Mit dem Jahreswechsel verändert sich die Landkarte der Schweiz: Moutier verlässt den Kanton Bern und gehört ab Neujahr zum Kanton Jura. Für den Berner Jura bedeutet das einen Einschnitt – und für Saint-Imier eine neue Rolle. Das Städtchen mit gut 5000 Einwohnerinnen und Einwohnern wird zur grössten Gemeinde des Berner Juras.
An der Rue Agassiz, im ersten Stock des Gemeindehauses, sitzt Corentin Jeanneret (FDP). Für den 29-jährigen Gemeindepräsidenten ist klar: Die Neuorganisation des Berner Juras ist eine Chance. «Saint-Imier wird künftig ein Zentrum für Gesundheit, Kultur und Ausbildung», sagt er zum SRF-Reporter.
Doch Jeanneret sieht auch Risiken. Als Vertreter im Berner Kantonsparlament weiss er, dass mit dem Abgang von Moutier rund 8000 Menschen den Kanton Bern verlassen. Bei insgesamt 50'000 im Berner Jura ist das ein spürbarer Verlust, das politische Gewicht schwindet. «Die französischsprachige Minderheit wird kleiner», sagt Jeanneret.
Skepsis und Hoffnung bei den Menschen
Szenewechsel. Mittagszeit in der «Brasserie de la Place». Hier trifft sich die Bankerin mit dem Musiker, der Gastronom mit der Ärztin. Es wird diskutiert und gelacht, bei Weisswein und Fish'n'Chips.
An der Bar sitzt ein älterer Mann, der sein ganzes Leben in Saint-Imier verbracht hat. «Viel wird sich nicht ändern», meint er.
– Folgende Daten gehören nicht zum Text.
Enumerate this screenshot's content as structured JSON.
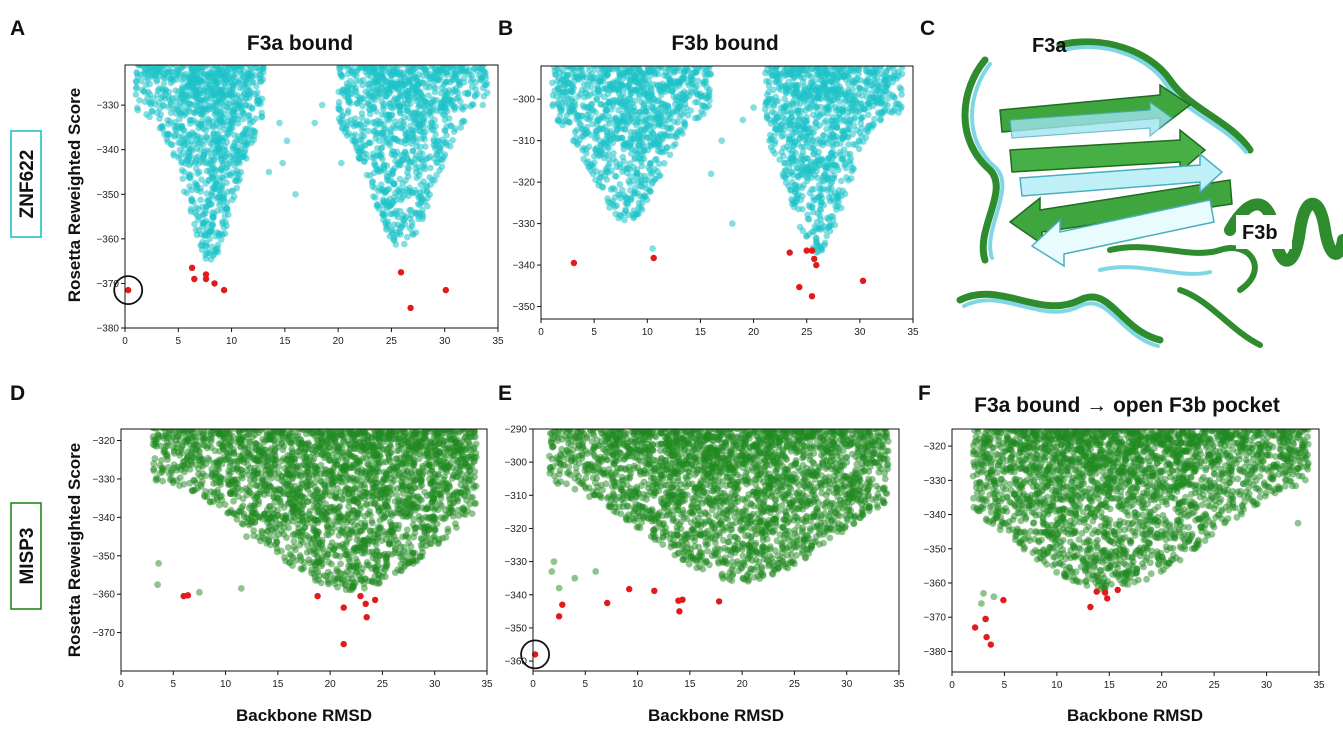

Aber eines wurmt ihn: Die Verwaltungsposten gehen alle woanders hin – das neue Verwaltungszentrum nach Tavannes, die mobile Polizei nach Loveresse, die Justiz vorübergehend nach Biel. «Saint-Imier hätte mehr kämpfen müssen», sagt er und fordert mehr Einsatz im Tourismus.
Ich hoffe, dass sich die Jura-Frage erledigt hat.
Am Stammtisch im Restaurant Berna sitzen die Alteingesessenen. «Ich hoffe, dass sich die Jura-Frage mit dem Abgang von Moutier erledigt hat», so ein älterer Herr. Aber Saint-Imier als neues Zentrum des Berner Juras? Da schüttelt er den Kopf. Jedes Tal in der Region werde weiterhin relativ unabhängig bleiben, ist er überzeugt.
Draussen klingt es optimistischer. Mafalda und Mathilde, beide 18, hoffen, dass ihr Saint-Imier künftig mehr Aufmerksamkeit bekommt. «Das Städtchen hat viel zu bieten», sagt Mathilde und lächelt. Kultur, Natur, Geschichte – und vielleicht neue Chancen für Junge.
Musik als Brücke
In einer alten Villa aus der grossen Uhrenmacherzeit spielt Steven Schumann am Klavier. Der Elfjährige besucht die Musikschule des Berner Juras, die in Saint-Imier ihren Hauptsitz hat und in Moutier über eine Dependance verfügt. Diese wechselt im Sommer zur Musikschule des Juras.
Direktor Philippe Krüttli sieht darin ein Zeichen der Kontinuität: «Es ist ein Irrtum zu glauben, Moutier gehe weg. Die Menschen bleiben. Das Leben wird sich kaum verändern.»
Saint-Imier steht vor aufregenden Jahren zwischen Zuversicht und Skepsis. Die bald grösste Gemeinde im Berner Jura – und eine, die nun zeigen muss, was in ihr steckt.